Figure 2: The three different coil configurations, which are virtually embedded into a real coil former. Coil A) 64-channel, diameter: 90 mm, overlapped design, symmetrically distributed. Coil B) 64-channel, diameter: 70 mm, gapped array, symmetrically distributed. Coil C) 64-channel, overlapped design; loop density variation (diameters: 50-130 mm).

Figure 3: Simulated maximum intensity projection obtained from all 64 loops. Dashed lines show multiband acquisition of MB=8.

Figure 4: Inverse g-factor maps of the three tested coil configurations using multiband acquisitions (MB) with 4, 6, and 8 simultaneous acquired slices. Each emulated multiband acquisition is also analyzed with k-space sub-sampling of R=2.

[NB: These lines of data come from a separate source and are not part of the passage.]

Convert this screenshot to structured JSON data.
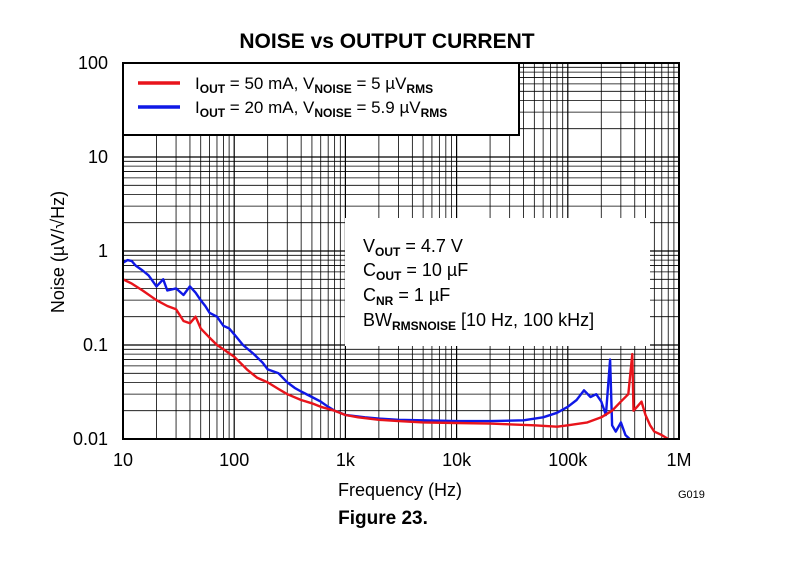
{
  "chart_data": {
    "type": "line",
    "title": "NOISE vs OUTPUT CURRENT",
    "xlabel": "Frequency (Hz)",
    "ylabel": "Noise (µV/√Hz)",
    "x_scale": "log",
    "y_scale": "log",
    "xlim": [
      10,
      1000000
    ],
    "ylim": [
      0.01,
      100
    ],
    "x_ticks": [
      {
        "value": 10,
        "label": "10"
      },
      {
        "value": 100,
        "label": "100"
      },
      {
        "value": 1000,
        "label": "1k"
      },
      {
        "value": 10000,
        "label": "10k"
      },
      {
        "value": 100000,
        "label": "100k"
      },
      {
        "value": 1000000,
        "label": "1M"
      }
    ],
    "y_ticks": [
      {
        "value": 0.01,
        "label": "0.01"
      },
      {
        "value": 0.1,
        "label": "0.1"
      },
      {
        "value": 1,
        "label": "1"
      },
      {
        "value": 10,
        "label": "10"
      },
      {
        "value": 100,
        "label": "100"
      }
    ],
    "grid": true,
    "legend_position": "top-left",
    "series": [
      {
        "name": "IOUT = 50 mA, VNOISE = 5 µVRMS",
        "legend_html": "I<tspan font-size='12' font-weight='bold' dy='4'>OUT</tspan><tspan dy='-4'> = 50 mA, V</tspan><tspan font-size='12' font-weight='bold' dy='4'>NOISE</tspan><tspan dy='-4'> = 5 µV</tspan><tspan font-size='12' font-weight='bold' dy='4'>RMS</tspan>",
        "color": "#e8141b",
        "points": [
          [
            10,
            0.5
          ],
          [
            12,
            0.45
          ],
          [
            15,
            0.38
          ],
          [
            20,
            0.3
          ],
          [
            25,
            0.26
          ],
          [
            30,
            0.24
          ],
          [
            35,
            0.18
          ],
          [
            40,
            0.17
          ],
          [
            45,
            0.2
          ],
          [
            50,
            0.15
          ],
          [
            60,
            0.12
          ],
          [
            70,
            0.1
          ],
          [
            80,
            0.09
          ],
          [
            100,
            0.075
          ],
          [
            130,
            0.055
          ],
          [
            160,
            0.045
          ],
          [
            200,
            0.04
          ],
          [
            250,
            0.034
          ],
          [
            300,
            0.03
          ],
          [
            400,
            0.026
          ],
          [
            500,
            0.024
          ],
          [
            600,
            0.022
          ],
          [
            800,
            0.02
          ],
          [
            1000,
            0.018
          ],
          [
            1300,
            0.017
          ],
          [
            2000,
            0.016
          ],
          [
            3000,
            0.0155
          ],
          [
            5000,
            0.015
          ],
          [
            10000,
            0.0148
          ],
          [
            20000,
            0.0146
          ],
          [
            50000,
            0.014
          ],
          [
            80000,
            0.0135
          ],
          [
            100000,
            0.014
          ],
          [
            150000,
            0.015
          ],
          [
            200000,
            0.017
          ],
          [
            250000,
            0.02
          ],
          [
            300000,
            0.025
          ],
          [
            350000,
            0.03
          ],
          [
            380000,
            0.08
          ],
          [
            390000,
            0.02
          ],
          [
            420000,
            0.022
          ],
          [
            460000,
            0.025
          ],
          [
            500000,
            0.018
          ],
          [
            550000,
            0.014
          ],
          [
            600000,
            0.012
          ],
          [
            700000,
            0.011
          ],
          [
            800000,
            0.01
          ]
        ]
      },
      {
        "name": "IOUT = 20 mA, VNOISE = 5.9 µVRMS",
        "legend_html": "I<tspan font-size='12' font-weight='bold' dy='4'>OUT</tspan><tspan dy='-4'> = 20 mA, V</tspan><tspan font-size='12' font-weight='bold' dy='4'>NOISE</tspan><tspan dy='-4'> = 5.9 µV</tspan><tspan font-size='12' font-weight='bold' dy='4'>RMS</tspan>",
        "color": "#0f18e6",
        "points": [
          [
            10,
            0.75
          ],
          [
            11,
            0.8
          ],
          [
            12,
            0.78
          ],
          [
            13,
            0.7
          ],
          [
            15,
            0.62
          ],
          [
            17,
            0.55
          ],
          [
            20,
            0.42
          ],
          [
            23,
            0.5
          ],
          [
            25,
            0.38
          ],
          [
            30,
            0.4
          ],
          [
            35,
            0.34
          ],
          [
            40,
            0.42
          ],
          [
            45,
            0.36
          ],
          [
            50,
            0.3
          ],
          [
            55,
            0.26
          ],
          [
            60,
            0.22
          ],
          [
            70,
            0.2
          ],
          [
            80,
            0.16
          ],
          [
            90,
            0.15
          ],
          [
            100,
            0.13
          ],
          [
            120,
            0.1
          ],
          [
            150,
            0.08
          ],
          [
            180,
            0.065
          ],
          [
            200,
            0.055
          ],
          [
            250,
            0.05
          ],
          [
            300,
            0.04
          ],
          [
            350,
            0.035
          ],
          [
            400,
            0.032
          ],
          [
            500,
            0.028
          ],
          [
            600,
            0.025
          ],
          [
            700,
            0.022
          ],
          [
            800,
            0.02
          ],
          [
            900,
            0.019
          ],
          [
            1000,
            0.018
          ],
          [
            1500,
            0.017
          ],
          [
            2000,
            0.0165
          ],
          [
            3000,
            0.016
          ],
          [
            5000,
            0.0158
          ],
          [
            10000,
            0.0155
          ],
          [
            20000,
            0.0155
          ],
          [
            40000,
            0.0158
          ],
          [
            60000,
            0.017
          ],
          [
            80000,
            0.019
          ],
          [
            100000,
            0.022
          ],
          [
            120000,
            0.026
          ],
          [
            140000,
            0.033
          ],
          [
            160000,
            0.028
          ],
          [
            180000,
            0.03
          ],
          [
            200000,
            0.025
          ],
          [
            220000,
            0.018
          ],
          [
            240000,
            0.07
          ],
          [
            250000,
            0.014
          ],
          [
            270000,
            0.012
          ],
          [
            300000,
            0.015
          ],
          [
            330000,
            0.011
          ],
          [
            360000,
            0.01
          ]
        ]
      }
    ],
    "annotations": {
      "vout": "VOUT = 4.7 V",
      "cout": "COUT = 10 µF",
      "cnr": "CNR = 1 µF",
      "bw": "BWRMSNOISE [10 Hz, 100 kHz]",
      "vout_html": "V<tspan font-size='12' font-weight='bold' dy='4'>OUT</tspan><tspan dy='-4'> = 4.7 V</tspan>",
      "cout_html": "C<tspan font-size='12' font-weight='bold' dy='4'>OUT</tspan><tspan dy='-4'> = 10 µF</tspan>",
      "cnr_html": "C<tspan font-size='12' font-weight='bold' dy='4'>NR</tspan><tspan dy='-4'> = 1 µF</tspan>",
      "bw_html": "BW<tspan font-size='12' font-weight='bold' dy='4'>RMSNOISE</tspan><tspan dy='-4'> [10 Hz, 100 kHz]</tspan>"
    }
  },
  "figure_caption": "Figure 23.",
  "figure_code": "G019"
}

Figure 5: Inverse g-factor maps of a representative transverse slice with marked cardiac ROI. First column: MB=8, cardiac ROIs show average g-factors of 1.7, 1.5, and 1.1 for coil arrangement A, B, and C, respectively. Second column: MB=8 and R=2, average g-factors are measure to be 4.1, 3.8, and 3.1 for coil configuration A, B, and C, respectively.